Ten students from King Middle School in Portland are immersed in their work, building half models of the SEGUIN tugboat. Their focus is complete as they sit on the floor or work at a card table, bent intently over the model pieces, making holes with power or hand drills or by using a mallet and nail. Their talk is limited to questions to their group’s mentor on how and where to drill holes or how to hold the thin pieces of door plywood together while “stitching” it with short pieces of wire.

“I’m done!” calls out one student, raising his hands in the air in triumph. But then, while holding the model up, he accidentally pulls the bow stitching apart. Oops. Immediately, volunteer Nick Desouza steps in to help him repair the damage.

This is the group’s first day together with the The Compass Project, a nonprofit organization founded in 2002 by sailor/USCG licensed captain/social worker Patricia Ryan. The program uses boatbuilding, sailing, rowing and other educational marine-based activities to teach job and life skills to youths ages 12 to 21. It hopes to provide them with new directions, new possibilities in their lives. Students meet one day a week after school from 2:30 to 5 p.m. Many of them sign up to participate through Portland’s “Safe and Smart” after school program. John McDonald, a boatbuilder who graduated from the Landing School and has worked with at-risk youth in residential treatment centers, serves as boatbuilder and program manager.
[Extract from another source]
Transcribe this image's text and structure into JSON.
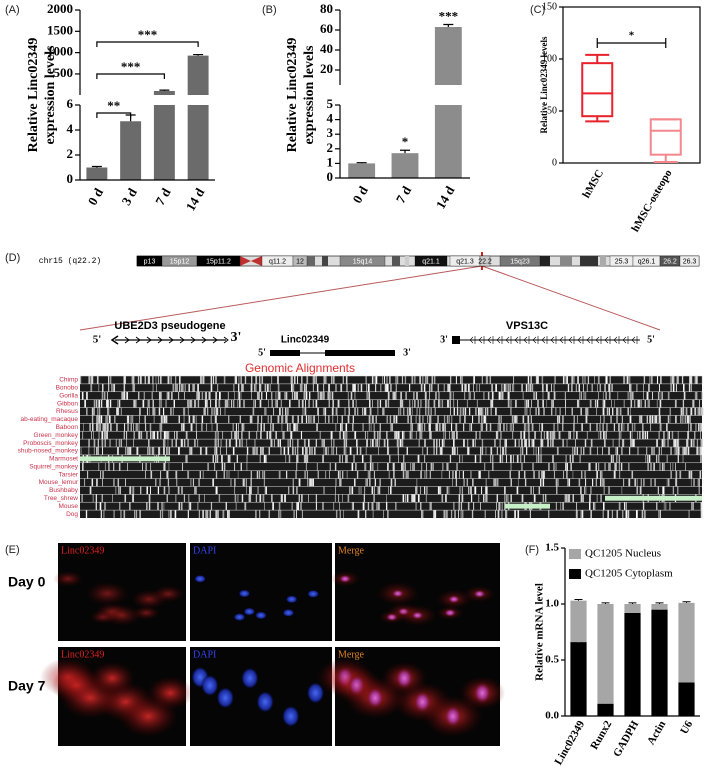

In 2002, the Compass Project held three boatbuilding classes, one per season, where students built Optimist dinghies. One of these boats was raffled at the Maine Boatbuilders Show in March; another was auctioned at the MS Regatta. Director Ryan says this was just the beginning of a long-term goal of the program: to help the students learn to run their own businesses. They will sell boats they build, with part of the proceeds put back into the program and part shared among students who built the boats.

Last summer, the Compass Project initiated another phase of the program, teaching students how to row. Over the summer, about 70 youth ages 13 to 18, including several Somali girls, ventured out on Casco Bay in groups of six to eight, rowing two 18-foot Grand Banks dories donated to the program. “It was amazingly popular with the kids,” says Ryan. “They took to it in a way that almost surprised me, because there is a certain level of frustration that they had to get beyond so they could learn to row as a team. They loved being on the water. Most of them hadn’t been on Casco Bay and otherwise wouldn’t have had an opportunity to be out there.”

As the program becomes more established, Ryan, who has taught sailing to groups of women, wants to teach youth to sail aboard her Tartan 30-foot sloop. “My experience teaching women initiated this idea of using sailing and boats as a way to help people overcome some of their challenges,” she says. When she later worked for a mental health agency and participated in a boatbuilding program with kids with mental problems, she decided to go off on her own and found the Compass Project.

Ryan also plans to add apprenticeships in local marine industries to give students the opportunity for job shadowing and job experience. She will ask professionals in marine-related businesses and volunteers from the community to participate as role models, mentors and teachers.

During its first year, the the Compass Project was funded by $5,000 from the Maine Community Foundation and matching funds from individuals and the Unity Foundation. In the winter and spring it received further contributions from individuals and the Unity Foundation and from the Edward Davies Benevolent Fund. This fall, it received a $10,000 grant from the Davis Family Foundation.

Last fall, Compass groups met at the Saint Lawrence Arts and Community Center on Munjoy Hill, but recently, they moved to 170 Anderson St. in Portland. There, they have a much larger facility with room to store the Grand Banks dories and other boats, set up power tools – many belong to McDonald and others were donated – and provide space for building boats and classroom teaching or meetings. The facility is still being adapted to their needs with the help of volunteers who belong to the Friends of the the Compass Project, who have put out a wish list which includes furniture, tools, a VCR, copier and computer equipment.

The Compass Project will offer three classes a week this fall: two six-week programs for middle schoolers who will build a six-hour canoe and one 10-week session for high school students to build an Optimist Dinghy. In February they will add boatbuilding classes for adults on weeknights and weekends.

Ryan, who works as a counselor primarily with youth and families, says getting the Compass Project up and running has been a second full-time job. Her efforts have been appreciated. One student traveled from Lewiston to participate in all three boatbuilding projects last year and continued to work with McDonald during the summer. In May, the Maine Children’s Alliance honored the Compass Project for the possibilities it offers to Portland youth by awarding it the Giraffe Award, given to an “Innovative Nonprofit Organization.”